Recent findings: The most recent version of the MS diagnostic criteria has the benefits of simplicity and greater sensitivity in comparison to previous iterations. However, misdiagnosis remains a significant issue in MS clinical care, even at MS specialty centers. It is, therefore, evident that careful clinical application of the current version of the diagnostic criteria is necessary and that tools improving the diagnostic accuracy of MS would be of substantial clinical utility. Emerging diagnostic biomarkers that may be useful in this regard, including the central vein sign, paramagnetic rim lesions, and fluid biomarkers, are discussed.
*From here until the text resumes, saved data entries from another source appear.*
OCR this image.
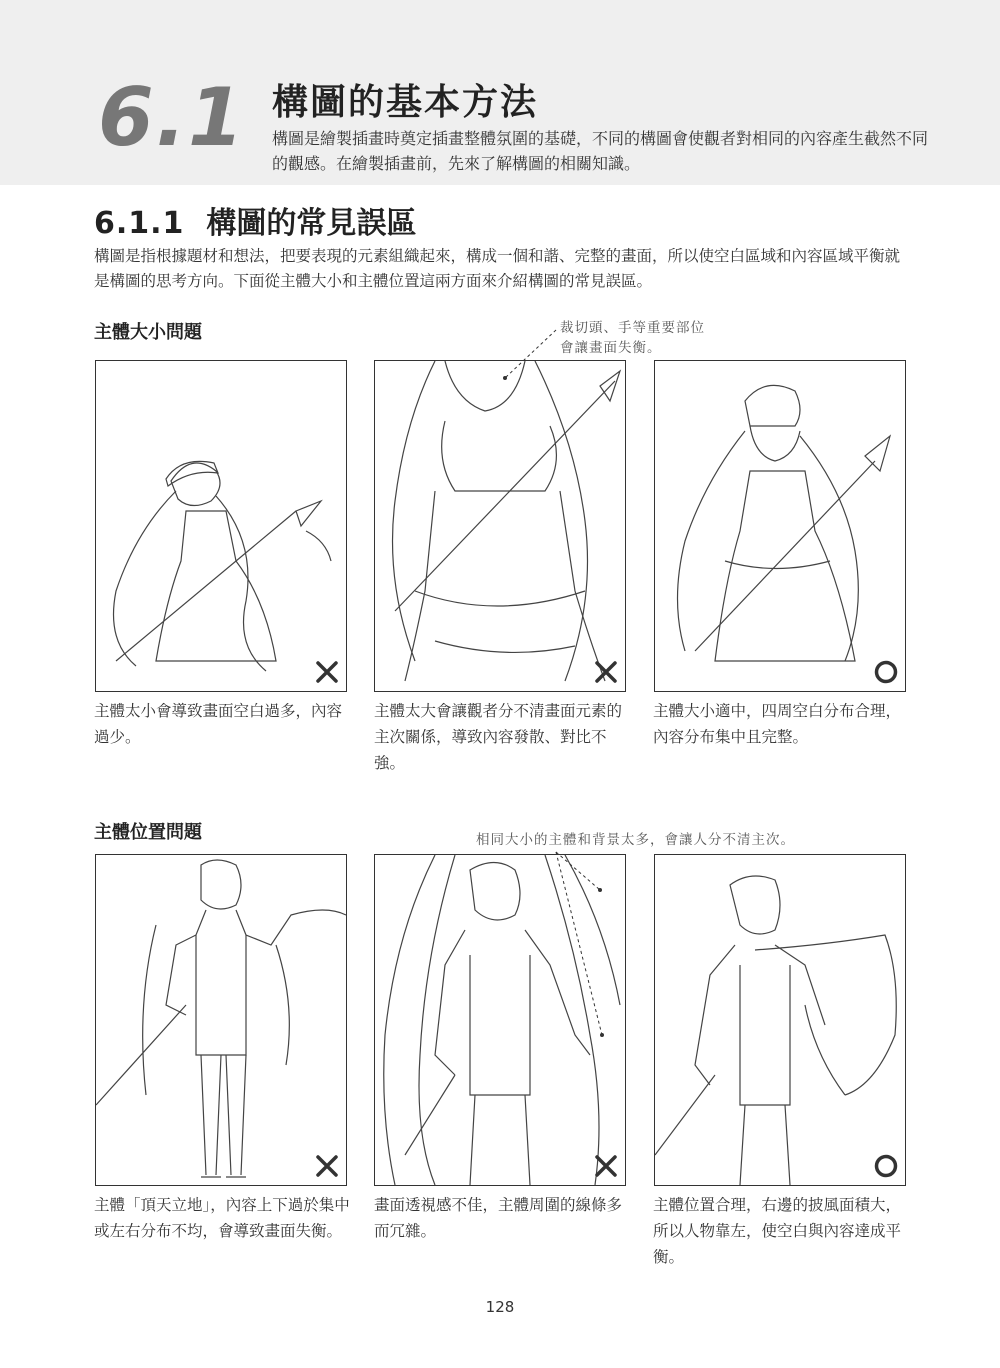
6.1 構圖的基本方法
構圖是繪製插畫時奠定插畫整體氛圍的基礎，不同的構圖會使觀者對相同的內容產生截然不同的觀感。在繪製插畫前，先來了解構圖的相關知識。
6.1.1 構圖的常見誤區
構圖是指根據題材和想法，把要表現的元素組織起來，構成一個和諧、完整的畫面，所以使空白區域和內容區域平衡就是構圖的思考方向。下面從主體大小和主體位置這兩方面來介紹構圖的常見誤區。
主體大小問題	裁切頭、手等重要部位
會讓畫面失衡。
主體太小會導致畫面空白過多，內容過少。
主體太大會讓觀者分不清畫面元素的主次關係，導致內容發散、對比不強。
主體大小適中，四周空白分布合理，內容分布集中且完整。
主體位置問題	相同大小的主體和背景太多，會讓人分不清主次。
主體「頂天立地」，內容上下過於集中或左右分布不均，會導致畫面失衡。
畫面透視感不佳，主體周圍的線條多而冗雜。
主體位置合理，右邊的披風面積大，所以人物靠左，使空白與內容達成平衡。
128
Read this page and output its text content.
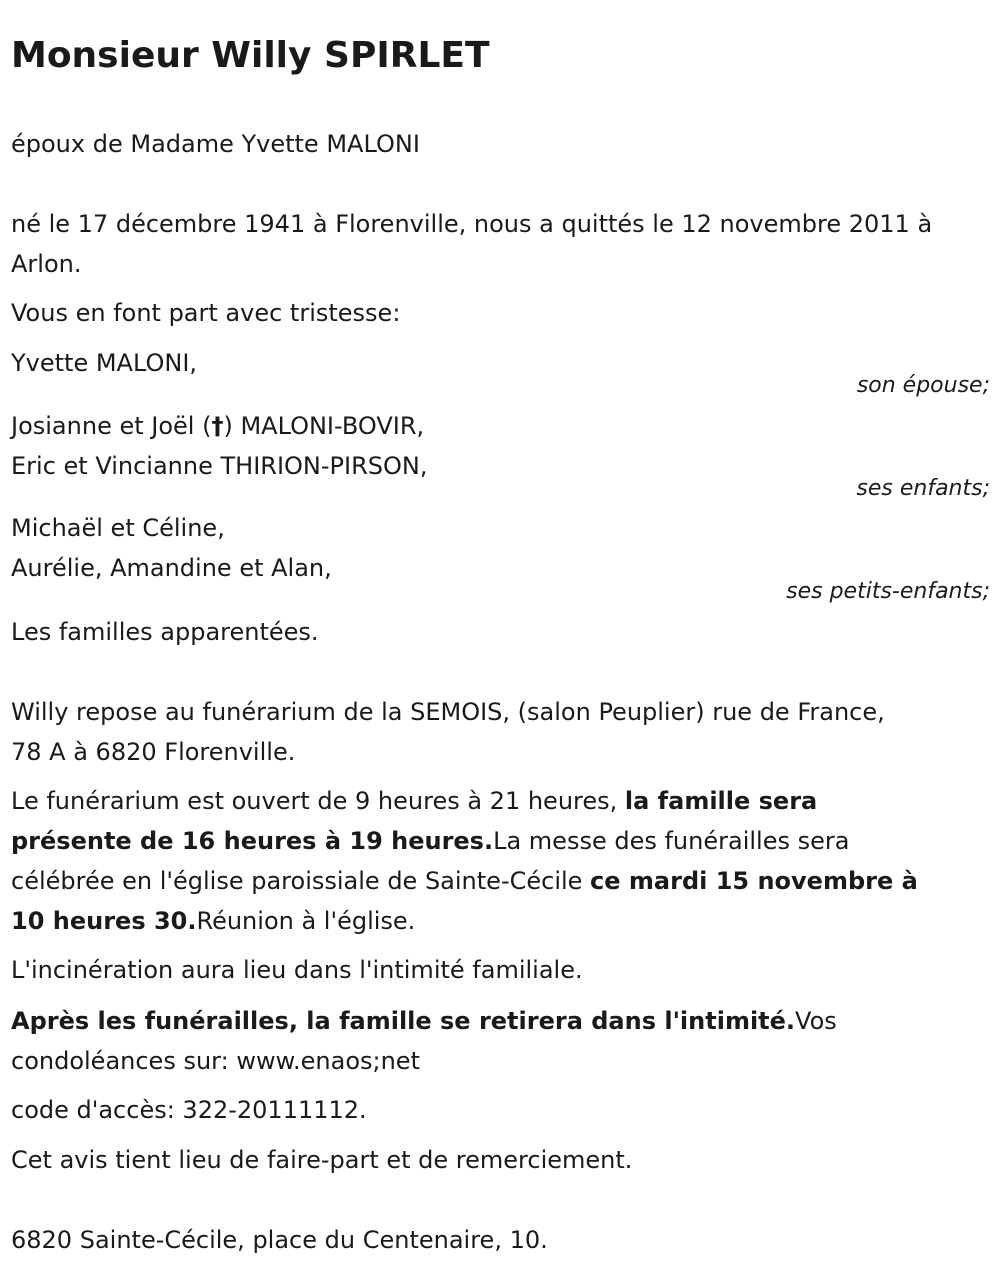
Monsieur Willy SPIRLET

époux de Madame Yvette MALONI

né le 17 décembre 1941 à Florenville, nous a quittés le 12 novembre 2011 à

Arlon.

Vous en font part avec tristesse:

Yvette MALONI,

son épouse;

Josianne et Joël (†) MALONI-BOVIR,

Eric et Vincianne THIRION-PIRSON,

ses enfants;

Michaël et Céline,

Aurélie, Amandine et Alan,

ses petits-enfants;

Les familles apparentées.

Willy repose au funérarium de la SEMOIS, (salon Peuplier) rue de France,

78 A à 6820 Florenville.

Le funérarium est ouvert de 9 heures à 21 heures, la famille sera

présente de 16 heures à 19 heures.La messe des funérailles sera

célébrée en l'église paroissiale de Sainte-Cécile ce mardi 15 novembre à

10 heures 30.Réunion à l'église.

L'incinération aura lieu dans l'intimité familiale.

Après les funérailles, la famille se retirera dans l'intimité.Vos

condoléances sur: www.enaos;net

code d'accès: 322-20111112.

Cet avis tient lieu de faire-part et de remerciement.

6820 Sainte-Cécile, place du Centenaire, 10.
Summary: Current MS diagnostic criteria facilitate the early diagnosis of MS in people presenting with typical clinical syndromes but should be used cautiously in those presenting with atypical syndromes and in special populations. Clinical judgment and existing paraclinical tools, including sequential MRIs of the neuraxis and laboratory tests, are useful in minimizing misdiagnosis and facilitating the accurate diagnosis of MS. Diagnostic biomarkers that may facilitate or refute a diagnosis of MS in these settings, and emerging imaging and fluid biomarkers may eventually become available for use in clinical settings.